Comments on individual beers
- Timothy Taylor, Ram Tam
- (4.3 %ABV) Rather bland compared to experience of drinking it in earlier times. Wasn’t the ABV nearer 5 at one time? Good condition. (On hand pump). Scored 3.5
- Timothy Taylor, Golden Best
- (3.5%) In very good form. Great to find a true light mild at the festival: bursting with flavour for its strength, and in fine condition. (On hand pump). 4 .
- Timothy Taylor, Landlord
- (4.3%) Very good condition and temperature. (On hand pump ). 4.
- Adnams, Broadside
- (4.7%) Excellent condition. Fruity, complex, warming. Difficult to imagine this being presented in better condition. (On hand pump). 5 .
- Coach House, Ginger Nut
- (5%) Felt that the ginger/hop balance wasn’t right, in that the ginger was over-dominant. Beer was flattish and could have done with being dispensed via a sparkler. 2 .
- Coach House, Raspberry
- (5%) An ale with real potential if served as intended (i.e. cool and well carbonated), which this wasn’t. If served through a hand pump and sparkler we could imagine this scoring 4. As it was: 2 .
- Harviestoun, Bitter and Twisted
- (3.8%) Stood up well to being served on tap, in that, as with all hoppy beers, this method of dispense serves to foreground bitterness. Temperature fine. 3 .
- Bear Town, Ginger Bear
- (4%) Unlike the Coach House brew, the ginger in this one was balanced and the overall effect very pleasing. Temperature fine. 4 .
- Wickwar, Station Porter
- (6.1%) “Very nice indeed, but not one to stay on all night!” Tasting notes were pretty accurate, but blowed if we could detect the coffee aroma. 4 .

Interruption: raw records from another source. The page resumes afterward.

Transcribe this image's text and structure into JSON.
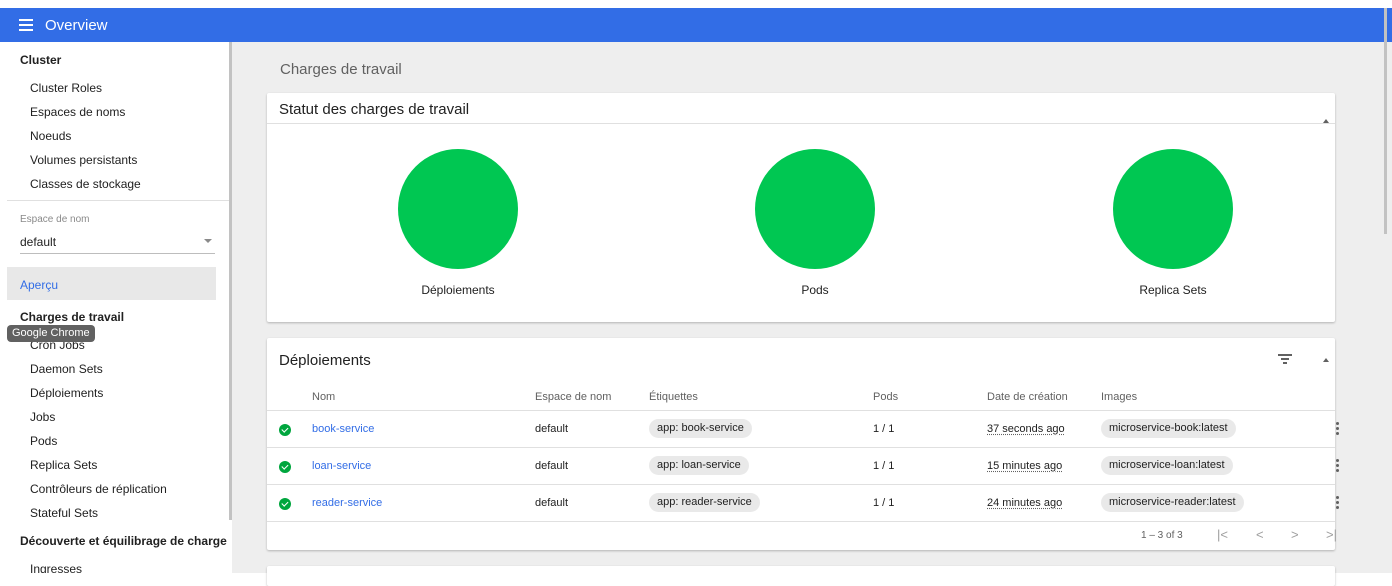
{
  "topbar": {
    "title": "Overview",
    "menu_icon": "menu-icon",
    "color": "#326de6"
  },
  "sidebar": {
    "cluster_header": "Cluster",
    "cluster_items": [
      "Cluster Roles",
      "Espaces de noms",
      "Noeuds",
      "Volumes persistants",
      "Classes de stockage"
    ],
    "namespace_label": "Espace de nom",
    "namespace_value": "default",
    "overview_item": "Aperçu",
    "workloads_header": "Charges de travail",
    "workloads_items": [
      "Cron Jobs",
      "Daemon Sets",
      "Déploiements",
      "Jobs",
      "Pods",
      "Replica Sets",
      "Contrôleurs de réplication",
      "Stateful Sets"
    ],
    "discovery_header": "Découverte et équilibrage de charge",
    "discovery_items": [
      "Ingresses"
    ]
  },
  "tooltip": "Google Chrome",
  "main": {
    "page_title": "Charges de travail",
    "status_card": {
      "title": "Statut des charges de travail",
      "items": [
        {
          "label": "Déploiements",
          "status": "running",
          "color": "#00c752"
        },
        {
          "label": "Pods",
          "status": "running",
          "color": "#00c752"
        },
        {
          "label": "Replica Sets",
          "status": "running",
          "color": "#00c752"
        }
      ]
    },
    "deployments_card": {
      "title": "Déploiements",
      "columns": [
        "Nom",
        "Espace de nom",
        "Étiquettes",
        "Pods",
        "Date de création",
        "Images"
      ],
      "rows": [
        {
          "name": "book-service",
          "namespace": "default",
          "label": "app: book-service",
          "pods": "1 / 1",
          "created": "37 seconds ago",
          "image": "microservice-book:latest"
        },
        {
          "name": "loan-service",
          "namespace": "default",
          "label": "app: loan-service",
          "pods": "1 / 1",
          "created": "15 minutes ago",
          "image": "microservice-loan:latest"
        },
        {
          "name": "reader-service",
          "namespace": "default",
          "label": "app: reader-service",
          "pods": "1 / 1",
          "created": "24 minutes ago",
          "image": "microservice-reader:latest"
        }
      ],
      "pagination": {
        "range": "1 – 3 of 3",
        "first": "|<",
        "prev": "<",
        "next": ">",
        "last": ">|"
      }
    }
  }
}
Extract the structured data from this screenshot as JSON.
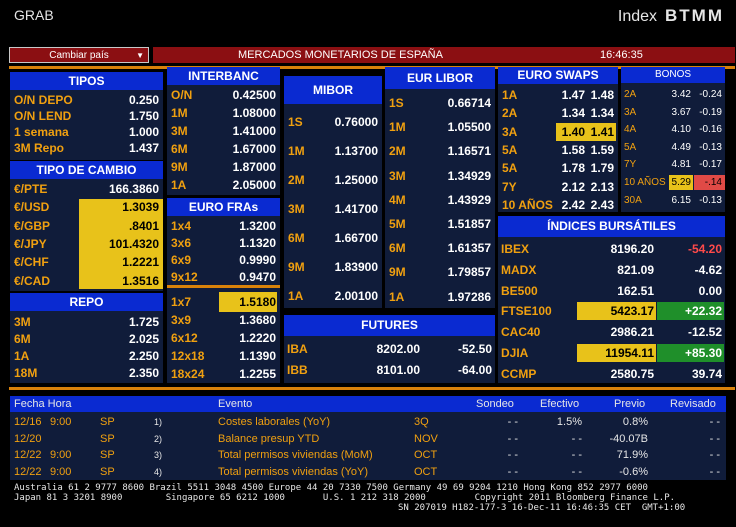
{
  "header": {
    "app": "GRAB",
    "index_label": "Index",
    "index_code": "BTMM"
  },
  "menu": {
    "country_select": "Cambiar país",
    "banner_title": "MERCADOS MONETARIOS DE ESPAÑA",
    "clock": "16:46:35"
  },
  "tipos": {
    "title": "TIPOS",
    "rows": [
      {
        "label": "O/N DEPO",
        "value": "0.250"
      },
      {
        "label": "O/N LEND",
        "value": "1.750"
      },
      {
        "label": "1 semana",
        "value": "1.000"
      },
      {
        "label": "3M Repo",
        "value": "1.437"
      }
    ]
  },
  "cambio": {
    "title": "TIPO DE CAMBIO",
    "rows": [
      {
        "label": "€/PTE",
        "value": "166.3860"
      },
      {
        "label": "€/USD",
        "value": "1.3039"
      },
      {
        "label": "€/GBP",
        "value": ".8401"
      },
      {
        "label": "€/JPY",
        "value": "101.4320"
      },
      {
        "label": "€/CHF",
        "value": "1.2221"
      },
      {
        "label": "€/CAD",
        "value": "1.3516"
      }
    ]
  },
  "repo": {
    "title": "REPO",
    "rows": [
      {
        "label": "3M",
        "value": "1.725"
      },
      {
        "label": "6M",
        "value": "2.025"
      },
      {
        "label": "1A",
        "value": "2.250"
      },
      {
        "label": "18M",
        "value": "2.350"
      }
    ]
  },
  "interbanc": {
    "title": "INTERBANC",
    "rows": [
      {
        "label": "O/N",
        "value": "0.42500"
      },
      {
        "label": "1M",
        "value": "1.08000"
      },
      {
        "label": "3M",
        "value": "1.41000"
      },
      {
        "label": "6M",
        "value": "1.67000"
      },
      {
        "label": "9M",
        "value": "1.87000"
      },
      {
        "label": "1A",
        "value": "2.05000"
      }
    ]
  },
  "eurofras": {
    "title": "EURO FRAs",
    "rows": [
      {
        "label": "1x4",
        "value": "1.3200"
      },
      {
        "label": "3x6",
        "value": "1.1320"
      },
      {
        "label": "6x9",
        "value": "0.9990"
      },
      {
        "label": "9x12",
        "value": "0.9470"
      },
      {
        "label": "1x7",
        "value": "1.5180"
      },
      {
        "label": "3x9",
        "value": "1.3680"
      },
      {
        "label": "6x12",
        "value": "1.2220"
      },
      {
        "label": "12x18",
        "value": "1.1390"
      },
      {
        "label": "18x24",
        "value": "1.2255"
      }
    ]
  },
  "mibor": {
    "title": "MIBOR",
    "rows": [
      {
        "label": "1S",
        "value": "0.76000"
      },
      {
        "label": "1M",
        "value": "1.13700"
      },
      {
        "label": "2M",
        "value": "1.25000"
      },
      {
        "label": "3M",
        "value": "1.41700"
      },
      {
        "label": "6M",
        "value": "1.66700"
      },
      {
        "label": "9M",
        "value": "1.83900"
      },
      {
        "label": "1A",
        "value": "2.00100"
      }
    ]
  },
  "eurlibor": {
    "title": "EUR LIBOR",
    "rows": [
      {
        "label": "1S",
        "value": "0.66714"
      },
      {
        "label": "1M",
        "value": "1.05500"
      },
      {
        "label": "2M",
        "value": "1.16571"
      },
      {
        "label": "3M",
        "value": "1.34929"
      },
      {
        "label": "4M",
        "value": "1.43929"
      },
      {
        "label": "5M",
        "value": "1.51857"
      },
      {
        "label": "6M",
        "value": "1.61357"
      },
      {
        "label": "9M",
        "value": "1.79857"
      },
      {
        "label": "1A",
        "value": "1.97286"
      }
    ]
  },
  "futures": {
    "title": "FUTURES",
    "rows": [
      {
        "label": "IBA",
        "value": "8202.00",
        "change": "-52.50"
      },
      {
        "label": "IBB",
        "value": "8101.00",
        "change": "-64.00"
      }
    ]
  },
  "euroswaps": {
    "title": "EURO SWAPS",
    "rows": [
      {
        "label": "1A",
        "bid": "1.47",
        "ask": "1.48"
      },
      {
        "label": "2A",
        "bid": "1.34",
        "ask": "1.34"
      },
      {
        "label": "3A",
        "bid": "1.40",
        "ask": "1.41"
      },
      {
        "label": "5A",
        "bid": "1.58",
        "ask": "1.59"
      },
      {
        "label": "5A",
        "bid": "1.78",
        "ask": "1.79"
      },
      {
        "label": "7Y",
        "bid": "2.12",
        "ask": "2.13"
      },
      {
        "label": "10 AÑOS",
        "bid": "2.42",
        "ask": "2.43"
      }
    ]
  },
  "bonos": {
    "title": "BONOS",
    "rows": [
      {
        "label": "2A",
        "value": "3.42",
        "change": "-0.24"
      },
      {
        "label": "3A",
        "value": "3.67",
        "change": "-0.19"
      },
      {
        "label": "4A",
        "value": "4.10",
        "change": "-0.16"
      },
      {
        "label": "5A",
        "value": "4.49",
        "change": "-0.13"
      },
      {
        "label": "7Y",
        "value": "4.81",
        "change": "-0.17"
      },
      {
        "label": "10 AÑOS",
        "value": "5.29",
        "change": "-.14"
      },
      {
        "label": "30A",
        "value": "6.15",
        "change": "-0.13"
      }
    ]
  },
  "indices": {
    "title": "ÍNDICES BURSÁTILES",
    "rows": [
      {
        "label": "IBEX",
        "value": "8196.20",
        "change": "-54.20"
      },
      {
        "label": "MADX",
        "value": "821.09",
        "change": "-4.62"
      },
      {
        "label": "BE500",
        "value": "162.51",
        "change": "0.00"
      },
      {
        "label": "FTSE100",
        "value": "5423.17",
        "change": "+22.32"
      },
      {
        "label": "CAC40",
        "value": "2986.21",
        "change": "-12.52"
      },
      {
        "label": "DJIA",
        "value": "11954.11",
        "change": "+85.30"
      },
      {
        "label": "CCMP",
        "value": "2580.75",
        "change": "39.74"
      }
    ]
  },
  "events": {
    "headers": {
      "date": "Fecha Hora",
      "event": "Evento",
      "survey": "Sondeo",
      "actual": "Efectivo",
      "prior": "Previo",
      "revised": "Revisado"
    },
    "rows": [
      {
        "date": "12/16",
        "time": "9:00",
        "country": "SP",
        "num": "1)",
        "event": "Costes laborales (YoY)",
        "period": "3Q",
        "survey": "- -",
        "actual": "1.5%",
        "prior": "0.8%",
        "revised": "- -"
      },
      {
        "date": "12/20",
        "time": "",
        "country": "SP",
        "num": "2)",
        "event": "Balance presup YTD",
        "period": "NOV",
        "survey": "- -",
        "actual": "- -",
        "prior": "-40.07B",
        "revised": "- -"
      },
      {
        "date": "12/22",
        "time": "9:00",
        "country": "SP",
        "num": "3)",
        "event": "Total permisos viviendas (MoM)",
        "period": "OCT",
        "survey": "- -",
        "actual": "- -",
        "prior": "71.9%",
        "revised": "- -"
      },
      {
        "date": "12/22",
        "time": "9:00",
        "country": "SP",
        "num": "4)",
        "event": "Total permisos viviendas (YoY)",
        "period": "OCT",
        "survey": "- -",
        "actual": "- -",
        "prior": "-0.6%",
        "revised": "- -"
      }
    ]
  },
  "footer": {
    "line1": "Australia 61 2 9777 8600 Brazil 5511 3048 4500 Europe 44 20 7330 7500 Germany 49 69 9204 1210 Hong Kong 852 2977 6000",
    "line2": "Japan 81 3 3201 8900        Singapore 65 6212 1000       U.S. 1 212 318 2000         Copyright 2011 Bloomberg Finance L.P.",
    "line3": "SN 207019 H182-177-3 16-Dec-11 16:46:35 CET  GMT+1:00"
  },
  "colors": {
    "label": "#f0a010",
    "header": "#0a2ad1",
    "panel": "#101c3a",
    "highlight": "#e8c21a",
    "up": "#1f8f2a",
    "down": "#e04a46"
  }
}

We went up on the Friday evening and the place was absolutely packed, with long queues for both handpulled and direct dispense beers, and a crush of punters completely filling all available space. This rather affected the enjoyment.
It also struck us that many of the beers on offer were generally available in many outlets. Having said that, the list offered some gems: Taylor’s Golden Best, Nethergate Umbel Magna, Sharp’s Doom Bar and Wickwar’s Station Porter, for example.
The staff were friendly and helpful and top-ups were given automatically, without having to be asked for.
The management are to be congratulated on once again putting on an event that attracted so many young punters, offering the delights of a varied selection of ales and ciders to a new generation of drinkers. On the issue of dispense, we are well aware of the problems posed by having to make available so many real ales at one time. Most of the beers tried were well-kept and in good condition. The fact remains, however, that ales intended for dispense via a tight head sparkler tend to lose both condition and original flavour when served straight from the cask.
Enjoyment:2.5 (A factor here was the crush at the venue. Beer festivals at The Graduate Bar attract huge numbers, too, but the numbers are better managed.)
Promotion of quality beer: 4*
(*Though as one of our number added, “For getting a positive message across to young people about real ale, I’d give it 6 out of 5!”, a view echoed by the others.)
NB The scoring system used is the CAMRA National Beer Scoring Scheme as detailed on the survey cards.
The official programme for the festival carried, among other illustrations, the CAMRA logo, thus implying that the event was CAMRA organised and/or sponsored. It wasn’t, and the logo should not have been used.